Berdiri di kursimu dan bercerminlah.

Apa yang kau lihat adalah ciptaan Tuhan.

Kita tidak ditakdirkan menjalani kehidupan melalui mesin.”

(cuplikan kalimat pembuka dari film “Surrogate”)

Modernitas atau modernisasi, sebenarnya ingin menciptakan kesinambungan dalam konteks pembangunan dan kesejehateraan. Proses untuk mencapai tujuan itu memang tidak semudah yang dibayangkan, karena masih banyak ditemukan ketidakadilan dan penindasan yang dilakukan oleh negara maju terhadap negara berkembang. Apalagi ditambah dengan berkembangnya era kesadaran teknologi yang justru di lakoni oleh negara industri maju, sebagai pihak yang ingin memulai perubahan zaman ditandai pengambilalihan fungsi manusia oleh teknologi. Dalam film Surrogate, kita dapat melihat bahwa manusia sudah tidak percaya akan keberadaanya sebagai subyek, karena kediriannya sudah dimatikan oleh teknologi. Manusia mengalami gejala disfungsi sosial akibat berlarutnya masalah sosial yang dihadapi, dan menjadi frustrasi sosial. Tekanan hidup yang dihadapi tidak bisa diatasi sendiri oleh manusia subyek, karena pada dasarnya manusia sangat bergantung pada alat-alat produksi. Namun sayangnya kemampuan manusia dalam melihat itu semua di kedirikan oleh nafsu hedonis, yang justru menyebabkan manusia jadi hilang akal sehatnya dan terkungkung oleh ketidaksadaran diri.

Kebergantungan manusia terhadap modernitas, mencapai puncaknya ketika teknologi menjadi subyek, dan manusia menjadi objek. Di film tersebut, dijelaskan bahwa semua manusia di perut bumi, mengkloning dirinya dengan alat “Surrogate” dengan tujuan manusia terbebas dari tekanan hidup yang tidak menyisakan ruang untuknya menunjukkan kapasitasnya. Manusia tidak terbebas ketika teknologi memerankan ketidaknormalan itu, karena manusia diciptakan Tuhan dalam kondisi ketidakpastian yang terus berlangsung hingga sekarang. Kehadiran teknologi dalam hidup manusia cenderung memutuskan solidaritas sosial yang semestinya menjadi tradisi di era kapitalisme ini, manusia menjadi nirmakna ketika mereka menganggap kehidupan sudah ada yang mengatur, dan manusia menyerahkannya tanpa alasan rasionalitas yang dapat diterima.

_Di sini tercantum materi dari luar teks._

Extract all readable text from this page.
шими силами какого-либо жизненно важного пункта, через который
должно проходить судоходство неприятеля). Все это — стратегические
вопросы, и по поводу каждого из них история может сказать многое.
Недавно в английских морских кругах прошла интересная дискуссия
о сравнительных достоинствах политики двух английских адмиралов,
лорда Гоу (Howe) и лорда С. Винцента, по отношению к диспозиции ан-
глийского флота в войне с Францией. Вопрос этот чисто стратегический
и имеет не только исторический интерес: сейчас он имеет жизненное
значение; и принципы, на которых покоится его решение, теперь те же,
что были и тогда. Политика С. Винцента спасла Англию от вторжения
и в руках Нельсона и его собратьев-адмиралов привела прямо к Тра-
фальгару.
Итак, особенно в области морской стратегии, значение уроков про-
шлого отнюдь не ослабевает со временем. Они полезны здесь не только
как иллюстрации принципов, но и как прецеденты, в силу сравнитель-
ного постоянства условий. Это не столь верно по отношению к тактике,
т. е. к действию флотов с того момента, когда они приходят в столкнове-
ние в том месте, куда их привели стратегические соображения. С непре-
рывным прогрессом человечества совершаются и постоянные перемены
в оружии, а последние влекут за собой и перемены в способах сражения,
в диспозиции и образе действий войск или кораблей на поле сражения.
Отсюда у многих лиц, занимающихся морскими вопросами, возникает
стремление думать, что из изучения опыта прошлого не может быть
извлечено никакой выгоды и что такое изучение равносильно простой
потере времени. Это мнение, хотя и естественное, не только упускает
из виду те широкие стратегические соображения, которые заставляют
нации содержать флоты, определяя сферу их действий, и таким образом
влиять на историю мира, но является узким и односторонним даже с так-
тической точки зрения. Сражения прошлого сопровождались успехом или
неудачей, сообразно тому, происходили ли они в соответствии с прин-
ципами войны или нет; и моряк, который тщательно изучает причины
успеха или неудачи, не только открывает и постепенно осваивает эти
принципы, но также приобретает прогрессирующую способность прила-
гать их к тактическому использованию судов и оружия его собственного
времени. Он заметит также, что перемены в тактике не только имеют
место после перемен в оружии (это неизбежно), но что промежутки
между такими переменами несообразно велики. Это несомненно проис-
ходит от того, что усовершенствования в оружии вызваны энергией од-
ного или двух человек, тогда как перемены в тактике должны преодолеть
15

Manusia kehilangan independensinya dalam membuat keputusan terkait peranannya dalam kehidupan sosial, dalam menciptakan kesadaran untuk bangkit dari ketidaksadarannya. Manusia menjadi ambigu ketika mereka tidak tahu harus berbuat apa untuk menyelamatkan hidupnya, disorientasi tampak sekali ketika manusia tidak bisa membedakan mana hal yang subjek, dan mana yang objek. Artinya manusia tidak ingin mati, mereka ingin terus eksis tanpa tahu harus bagaimana mewujudkan itu semua. Semua manusia ingin bebas dari tekanan, mengendalikan keinginanya tanpa batasan aturan yang membelenggu dirinya, manusia ingin terlihat sempurna dalam bingkai dunia konsumsi. Keharusan untuk tampil sempurna menjadikan manusia tanpa substansi, tidak berdaya ketika mesin-mesin menawarkan sejuta keinginan kepada manusia untuk mempercantik tubuhnya.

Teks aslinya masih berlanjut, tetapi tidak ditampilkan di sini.